D’après la presse, le microparti de Marine Le Pen « Jeanne » a été mis en examen en tant que personne morale, mardi 5 mai, pour « escroqueries » et « acceptation par un parti politique d’un financement par une personne morale », en l’occurrence la société Riwal, pour les législatives de 2012. Cette décision apparaît logique après la mise en examen le 8 avril de Frédéric Chatillon, fondateur de la société Riwal et proche de Marine Le Pen, pour « financement illégal de parti politique », après avoir été mise en examen en janvier pour pour « faux et usage de faux », « escroquerie », « abus de biens sociaux » et « blanchiment d’abus de biens sociaux ».

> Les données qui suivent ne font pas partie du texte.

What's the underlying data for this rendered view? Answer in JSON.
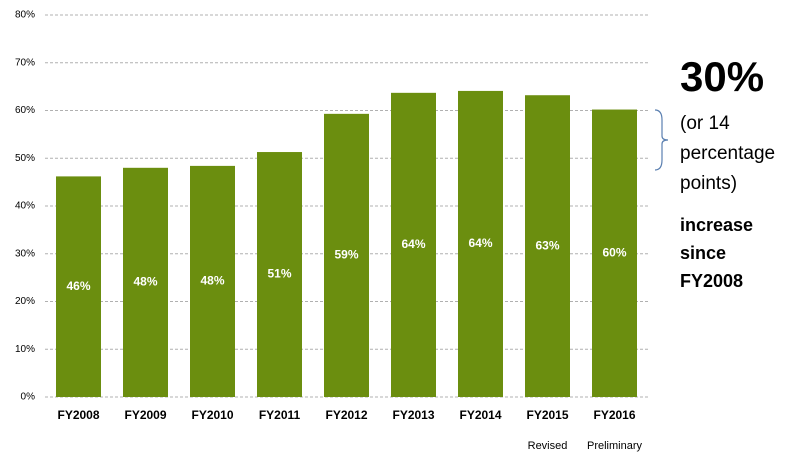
{
  "chart_data": {
    "type": "bar",
    "categories": [
      "FY2008",
      "FY2009",
      "FY2010",
      "FY2011",
      "FY2012",
      "FY2013",
      "FY2014",
      "FY2015",
      "FY2016"
    ],
    "values": [
      46.2,
      48,
      48.4,
      51.3,
      59.3,
      63.7,
      64.1,
      63.2,
      60.2
    ],
    "value_labels": [
      "46%",
      "48%",
      "48%",
      "51%",
      "59%",
      "64%",
      "64%",
      "63%",
      "60%"
    ],
    "category_notes": [
      null,
      null,
      null,
      null,
      null,
      null,
      null,
      "Revised",
      "Preliminary"
    ],
    "color": "#6b8e0f",
    "ylim": [
      0,
      80
    ],
    "yticks": [
      {
        "value": 0,
        "label": "0%"
      },
      {
        "value": 10,
        "label": "10%"
      },
      {
        "value": 20,
        "label": "20%"
      },
      {
        "value": 30,
        "label": "30%"
      },
      {
        "value": 40,
        "label": "40%"
      },
      {
        "value": 50,
        "label": "50%"
      },
      {
        "value": 60,
        "label": "60%"
      },
      {
        "value": 70,
        "label": "70%"
      },
      {
        "value": 80,
        "label": "80%"
      }
    ],
    "grid": true,
    "annotation": {
      "highlight": "30%",
      "detail": [
        "(or 14",
        "percentage",
        "points)"
      ],
      "conclusion": [
        "increase",
        "since",
        "FY2008"
      ]
    }
  }
}
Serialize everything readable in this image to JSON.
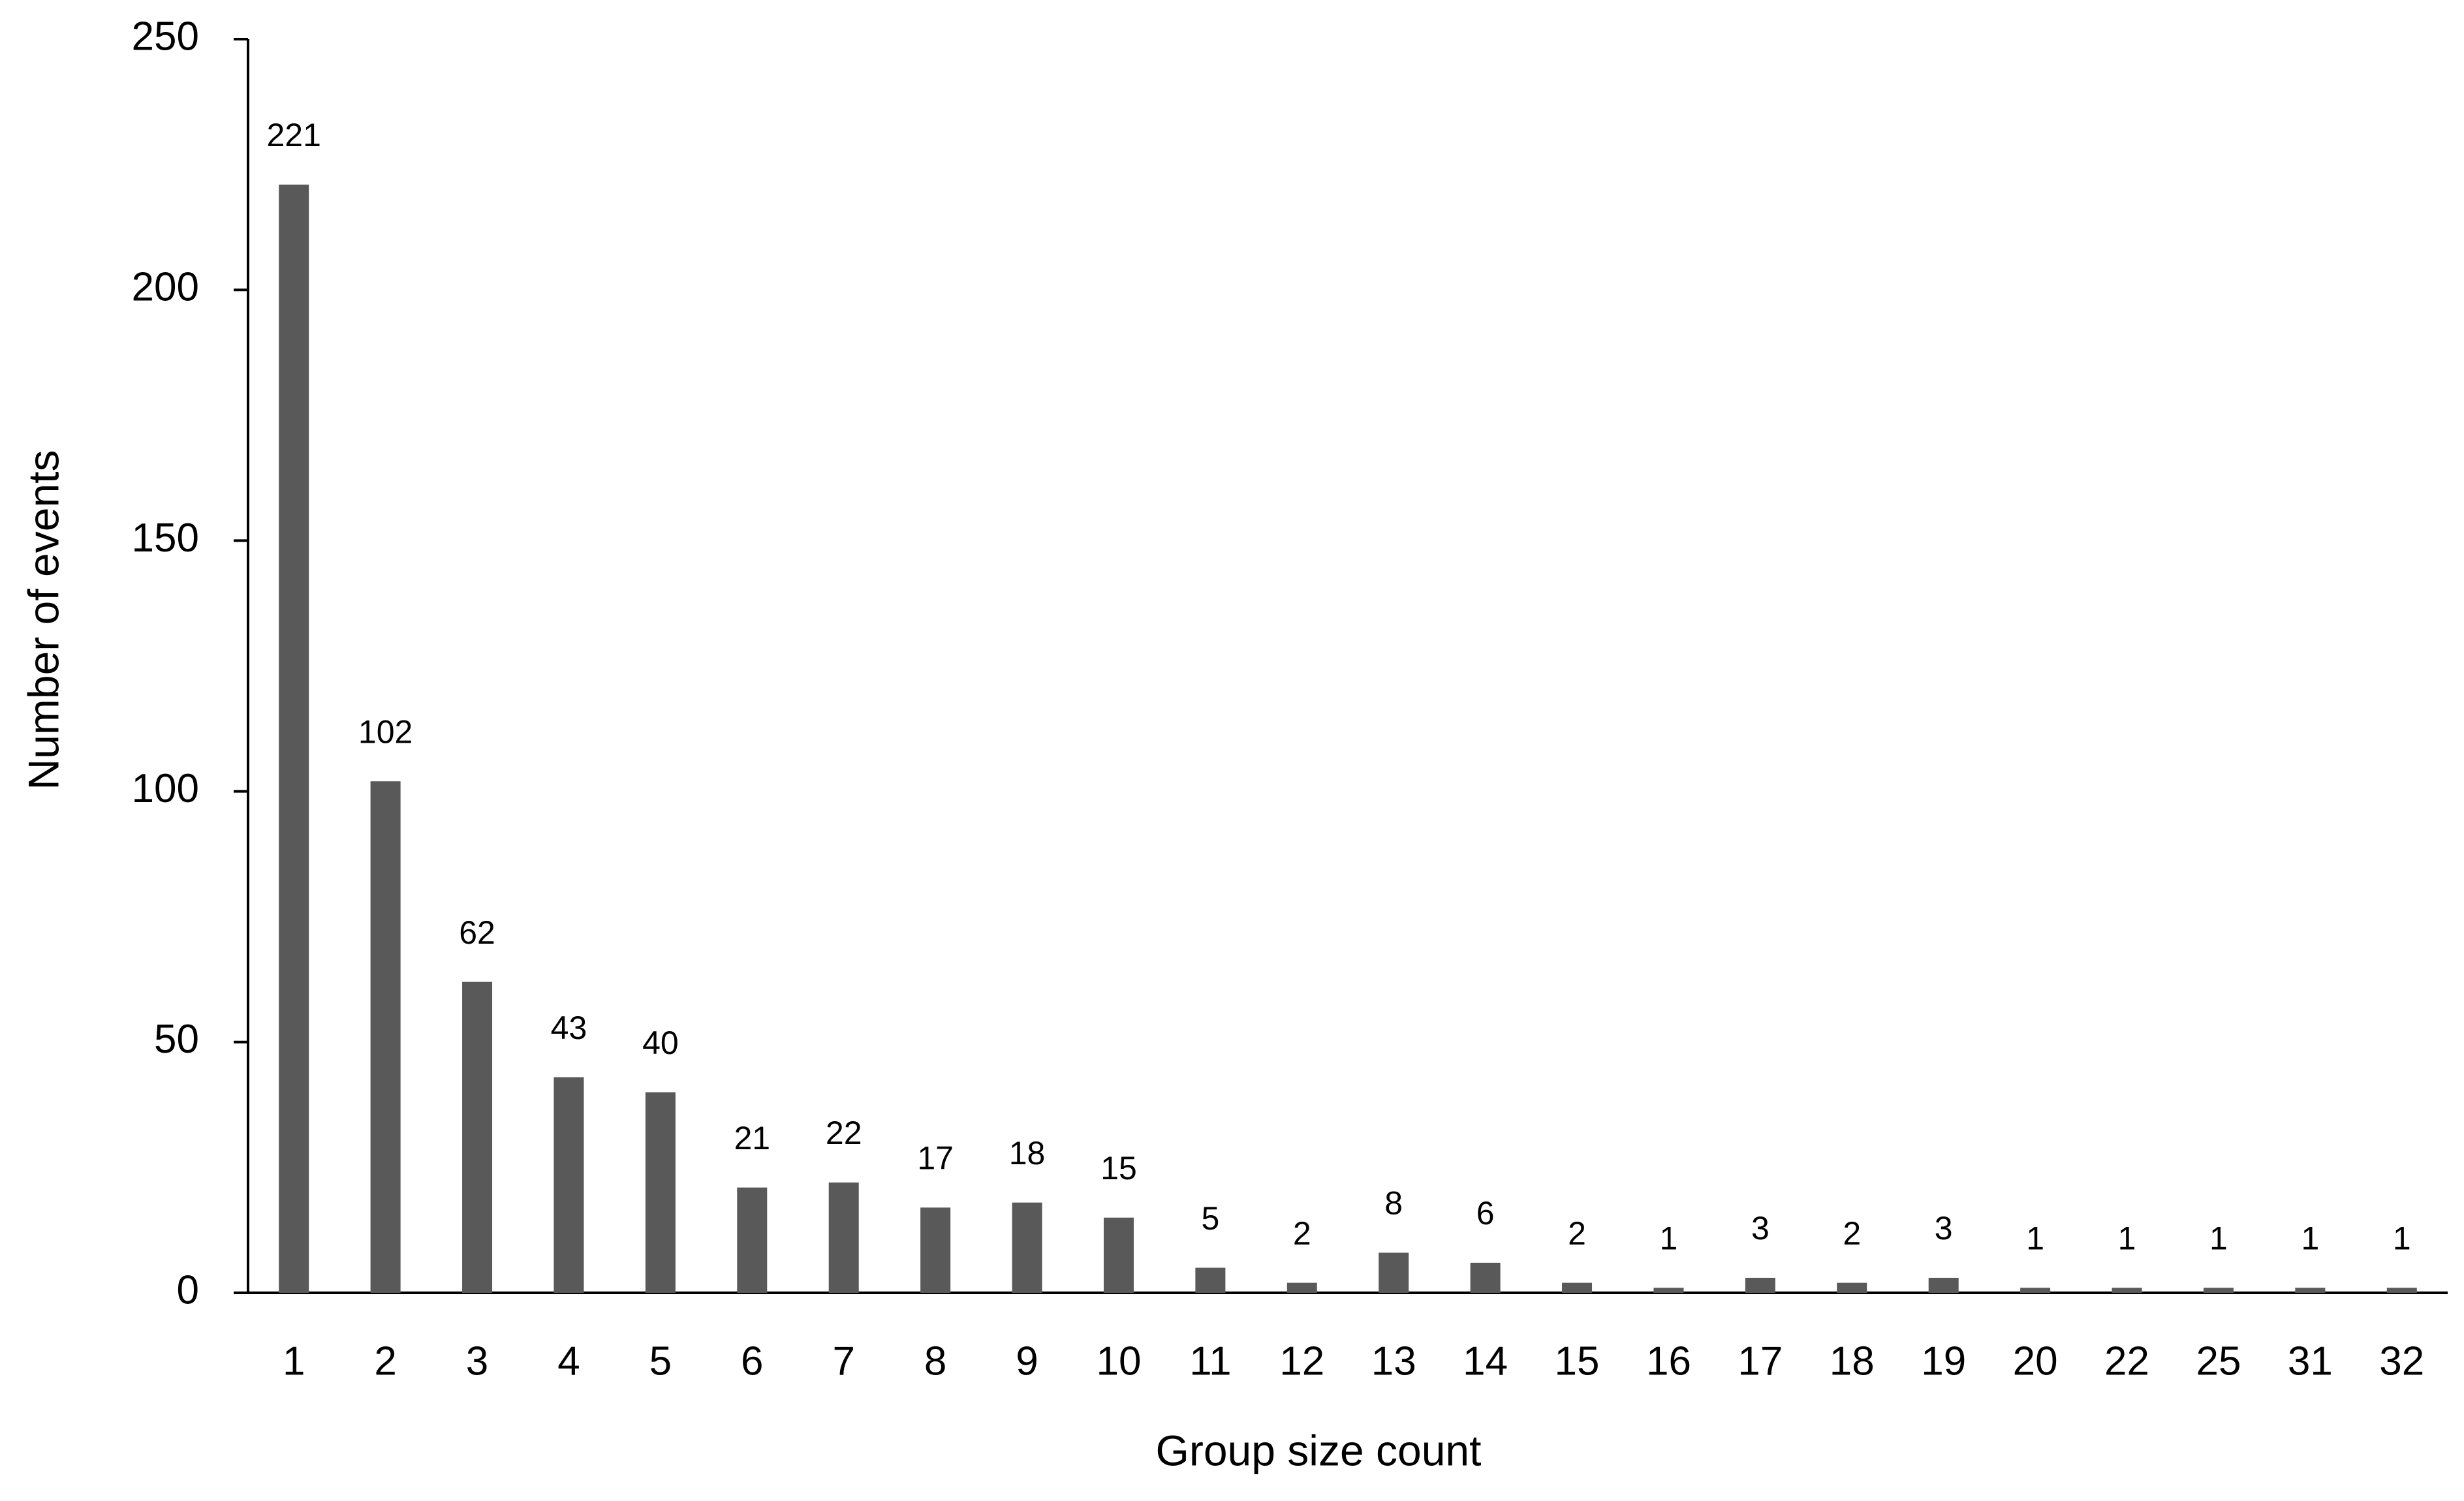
{
  "chart_data": {
    "type": "bar",
    "x_label": "Group size count",
    "y_label": "Number of events",
    "categories": [
      "1",
      "2",
      "3",
      "4",
      "5",
      "6",
      "7",
      "8",
      "9",
      "10",
      "11",
      "12",
      "13",
      "14",
      "15",
      "16",
      "17",
      "18",
      "19",
      "20",
      "22",
      "25",
      "31",
      "32"
    ],
    "values": [
      221,
      102,
      62,
      43,
      40,
      21,
      22,
      17,
      18,
      15,
      5,
      2,
      8,
      6,
      2,
      1,
      3,
      2,
      3,
      1,
      1,
      1,
      1,
      1
    ],
    "color": "#595959",
    "ylim": [
      0,
      250
    ],
    "yticks": [
      0,
      50,
      100,
      150,
      200,
      250
    ],
    "grid": false
  }
}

Cette mise en examen s’inscrit dans le cadre de l’affaire, dont nous avions parlé dans un article précédent. Plusieurs incriminations sont en cause ici, sur dénonciation initiale de la CNCCFP.

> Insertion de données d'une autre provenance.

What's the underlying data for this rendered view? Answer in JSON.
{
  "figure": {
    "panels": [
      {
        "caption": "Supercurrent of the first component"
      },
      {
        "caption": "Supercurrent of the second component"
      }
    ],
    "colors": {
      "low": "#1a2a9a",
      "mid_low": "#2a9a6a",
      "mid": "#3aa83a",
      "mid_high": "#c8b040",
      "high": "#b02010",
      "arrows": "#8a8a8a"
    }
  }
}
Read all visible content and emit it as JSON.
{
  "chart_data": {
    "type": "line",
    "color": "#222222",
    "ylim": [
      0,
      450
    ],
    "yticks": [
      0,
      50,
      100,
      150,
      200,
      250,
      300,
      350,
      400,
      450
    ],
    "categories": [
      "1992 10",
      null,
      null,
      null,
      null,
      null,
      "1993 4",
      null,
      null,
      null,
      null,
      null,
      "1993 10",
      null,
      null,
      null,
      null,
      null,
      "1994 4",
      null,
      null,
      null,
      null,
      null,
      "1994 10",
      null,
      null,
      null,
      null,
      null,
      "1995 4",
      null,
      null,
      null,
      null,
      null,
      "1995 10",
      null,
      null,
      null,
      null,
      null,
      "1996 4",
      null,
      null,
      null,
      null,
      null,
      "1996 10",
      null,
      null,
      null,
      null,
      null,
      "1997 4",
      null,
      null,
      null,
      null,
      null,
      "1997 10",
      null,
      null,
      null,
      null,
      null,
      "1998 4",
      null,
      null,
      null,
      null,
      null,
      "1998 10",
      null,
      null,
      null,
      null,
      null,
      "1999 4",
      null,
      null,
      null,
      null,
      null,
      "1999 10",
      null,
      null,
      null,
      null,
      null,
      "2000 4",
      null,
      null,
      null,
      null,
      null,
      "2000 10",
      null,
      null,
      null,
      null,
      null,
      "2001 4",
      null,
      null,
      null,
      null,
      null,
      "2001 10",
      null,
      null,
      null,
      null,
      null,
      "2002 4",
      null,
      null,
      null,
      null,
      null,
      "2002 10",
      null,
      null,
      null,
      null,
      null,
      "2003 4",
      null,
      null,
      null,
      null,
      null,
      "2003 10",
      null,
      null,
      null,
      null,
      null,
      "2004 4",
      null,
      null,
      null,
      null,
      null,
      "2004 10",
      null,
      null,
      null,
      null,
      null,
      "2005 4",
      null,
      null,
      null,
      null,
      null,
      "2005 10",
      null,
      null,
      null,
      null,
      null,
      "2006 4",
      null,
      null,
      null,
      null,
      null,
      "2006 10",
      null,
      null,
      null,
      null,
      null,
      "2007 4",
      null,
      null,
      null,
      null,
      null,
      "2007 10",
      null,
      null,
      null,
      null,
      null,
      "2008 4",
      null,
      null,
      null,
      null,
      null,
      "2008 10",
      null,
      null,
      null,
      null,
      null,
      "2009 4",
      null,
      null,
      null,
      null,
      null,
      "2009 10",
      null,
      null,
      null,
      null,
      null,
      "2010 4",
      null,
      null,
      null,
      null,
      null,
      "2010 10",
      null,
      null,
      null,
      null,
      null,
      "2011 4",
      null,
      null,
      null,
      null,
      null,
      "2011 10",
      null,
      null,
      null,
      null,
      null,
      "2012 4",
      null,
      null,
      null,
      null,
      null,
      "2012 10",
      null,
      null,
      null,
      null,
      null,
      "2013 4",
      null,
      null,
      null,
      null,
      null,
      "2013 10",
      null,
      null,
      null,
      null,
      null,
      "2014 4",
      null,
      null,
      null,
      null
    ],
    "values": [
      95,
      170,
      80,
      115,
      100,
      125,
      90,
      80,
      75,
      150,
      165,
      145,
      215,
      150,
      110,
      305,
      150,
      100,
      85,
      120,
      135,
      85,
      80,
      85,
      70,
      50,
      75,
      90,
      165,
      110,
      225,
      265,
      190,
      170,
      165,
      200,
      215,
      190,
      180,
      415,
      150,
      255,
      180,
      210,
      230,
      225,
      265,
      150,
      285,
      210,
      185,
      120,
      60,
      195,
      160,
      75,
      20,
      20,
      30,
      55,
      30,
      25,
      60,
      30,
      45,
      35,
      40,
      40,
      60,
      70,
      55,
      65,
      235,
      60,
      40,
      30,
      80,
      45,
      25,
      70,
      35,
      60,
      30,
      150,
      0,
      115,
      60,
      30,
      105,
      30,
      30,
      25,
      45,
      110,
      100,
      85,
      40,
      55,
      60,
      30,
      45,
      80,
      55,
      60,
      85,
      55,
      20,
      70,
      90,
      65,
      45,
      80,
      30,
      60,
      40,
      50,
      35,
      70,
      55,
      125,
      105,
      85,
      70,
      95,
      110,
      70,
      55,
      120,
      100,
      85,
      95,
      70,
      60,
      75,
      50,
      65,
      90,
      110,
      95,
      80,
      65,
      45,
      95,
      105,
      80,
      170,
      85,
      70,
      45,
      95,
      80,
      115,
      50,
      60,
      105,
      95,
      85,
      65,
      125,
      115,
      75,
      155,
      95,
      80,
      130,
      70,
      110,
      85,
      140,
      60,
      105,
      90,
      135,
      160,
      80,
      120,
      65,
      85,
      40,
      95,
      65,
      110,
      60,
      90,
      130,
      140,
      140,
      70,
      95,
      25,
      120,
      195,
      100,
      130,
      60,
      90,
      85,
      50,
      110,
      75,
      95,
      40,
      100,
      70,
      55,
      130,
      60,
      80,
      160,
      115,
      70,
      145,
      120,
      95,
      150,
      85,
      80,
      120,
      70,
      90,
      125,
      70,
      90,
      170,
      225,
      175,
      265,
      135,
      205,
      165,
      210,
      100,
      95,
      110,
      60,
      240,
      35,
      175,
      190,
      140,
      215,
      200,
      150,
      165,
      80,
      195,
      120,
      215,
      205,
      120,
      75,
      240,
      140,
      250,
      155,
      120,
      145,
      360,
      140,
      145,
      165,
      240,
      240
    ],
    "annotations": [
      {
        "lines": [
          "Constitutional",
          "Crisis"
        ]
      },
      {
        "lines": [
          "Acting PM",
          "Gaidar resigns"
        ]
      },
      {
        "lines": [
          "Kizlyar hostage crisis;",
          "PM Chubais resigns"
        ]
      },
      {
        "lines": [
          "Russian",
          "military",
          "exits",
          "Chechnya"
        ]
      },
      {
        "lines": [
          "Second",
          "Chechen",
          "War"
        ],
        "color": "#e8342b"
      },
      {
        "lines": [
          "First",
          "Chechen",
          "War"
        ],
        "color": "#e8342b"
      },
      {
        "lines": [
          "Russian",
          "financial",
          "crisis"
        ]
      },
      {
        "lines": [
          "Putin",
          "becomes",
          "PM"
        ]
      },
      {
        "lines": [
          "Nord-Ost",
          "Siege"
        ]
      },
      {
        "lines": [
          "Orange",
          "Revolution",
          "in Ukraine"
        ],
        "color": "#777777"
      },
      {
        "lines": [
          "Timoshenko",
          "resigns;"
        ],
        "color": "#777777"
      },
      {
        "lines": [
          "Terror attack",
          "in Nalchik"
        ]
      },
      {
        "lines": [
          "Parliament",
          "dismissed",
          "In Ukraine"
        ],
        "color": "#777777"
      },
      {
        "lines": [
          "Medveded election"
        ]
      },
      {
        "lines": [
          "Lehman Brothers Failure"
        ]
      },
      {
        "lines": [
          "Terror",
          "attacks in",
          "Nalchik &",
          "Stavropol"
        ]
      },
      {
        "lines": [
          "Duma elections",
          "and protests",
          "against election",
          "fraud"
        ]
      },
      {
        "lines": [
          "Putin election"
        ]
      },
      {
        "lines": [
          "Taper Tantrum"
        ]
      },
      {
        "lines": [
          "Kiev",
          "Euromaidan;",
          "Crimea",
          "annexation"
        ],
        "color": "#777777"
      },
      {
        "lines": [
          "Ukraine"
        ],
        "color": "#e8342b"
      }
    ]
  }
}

En premier lieu, il s’agit de l’interdiction générale de financement de campagne électorale par une personne morale visée par l’article L. 52-8 du Code électoral, en vertu duquel « Les personnes morales, à l’exception des partis ou groupements politiques, ne peuvent participer au financement de la campagne électorale d’un candidat, ni en lui consentant des dons sous quelque forme que ce soit, ni en lui fournissant des biens, services ou autres avantages directs ou indirects à des prix inférieurs à ceux qui sont habituellement pratiqués« , cette interdiction étant visée au titre de celles pouvant faire l’objet de sanctions pénales par les articles L. 86 et s. du Code électoral, ici plus précisément l’article L. 113-1 Code électoral. Parmi les éléments constitutifs de l’infraction qui seraient présents en l’espèce : la mise en place pendant la campagne de 2012 d’emplois fictifs au bénéfice de M. Rachline, aujourd’hui sénateur, et de Nicolas Bay, porte-parole de campagne, ces deux cadres du FN ayant été recrutés par la société Riwal ; la mise à disposition gratuite de locaux ou d’employés, ou encore l’octroi au micro-parti de Marine le Pen, Jeanne, de crédits sans intérêts.
Les sanctions encourues semblent cependant faibles. Rappelons que pour ce qui concerne le financement illégal de parti politique, l’article L. 133-1 du Code électoral prévoit que « Sera puni d’une amende de 3 750 euros et d’un emprisonnement d’un an, ou de l’une de ces deux peines seulement, tout candidat en cas de scrutin uninominal ou binominal, ou tout candidat tête de liste en cas de scrutin de liste, qui (…) 2° Aura accepté des fonds en violation des dispositions de l’article L. 52-8 ou L. 308-1 » et « Sera puni d’une amende de 3 750 euros et d’un emprisonnement d’un an, ou de l’une de ces deux peines seulement, quiconque aura, en vue d’une campagne électorale, accordé un don en violation des dispositions de l’article L. 52-8« . Sauf à imaginer une peine d’emprisonnement, force est de constater que la peine financière est très faible… sans compter qu’il faudrait aussi pour certains lever les immunités parlementaires.
La société Riwal aurait aussi eu son intérêt à l’affaire, en fournissant (et de façon obligatoire) aux 525 candidats FN aux législatives des kits de campagne, dont le coût était fondé sur de fausses factures, dans le but de majorer les dépenses électorales remboursables. C’est alors qu’on rejoint une autre qualification pénale, plus inattendue, celle d’escroquerie : pour les juges, d’après Le Monde, la société aurait ainsi « trompé l’Etat français afin de lui faire remettre des fonds, valeurs ou biens quelconques, en l’espèce le remboursement des frais de campagne surévalués sur la base de comptes de campagnes frauduleusement établis ». Excusez du peu. Marine Le Pen s’est bien sûr défendue de toutes ces accusations. C’est ainsi qu’il y aurait ici escroquerie.
Quant aux faits d’escroquerie, qui en vertu de l’article 313-1 du Code pénal est « le fait, soit par l’usage d’un faux nom ou d’une fausse qualité, soit par l’abus d’une qualité vraie, soit par l’emploi de manoeuvres frauduleuses, de tromper une personne physique ou morale et de la déterminer ainsi, à son préjudice ou au préjudice d’un tiers, à remettre des fonds, des valeurs ou un bien quelconque, à fournir un service ou à consentir un acte opérant obligation ou décharge », la sanction est plus sévère, puisque « L’escroquerie est punie de cinq ans d’emprisonnement et de 375 000 euros d’amende », mais c’est sans doute ici la caractérisation des éléments constitutifs de l’infraction qui posera le plus de difficultés.
A suivre, donc, dans un contexte par ailleurs très négatif pour le FN de manière générale.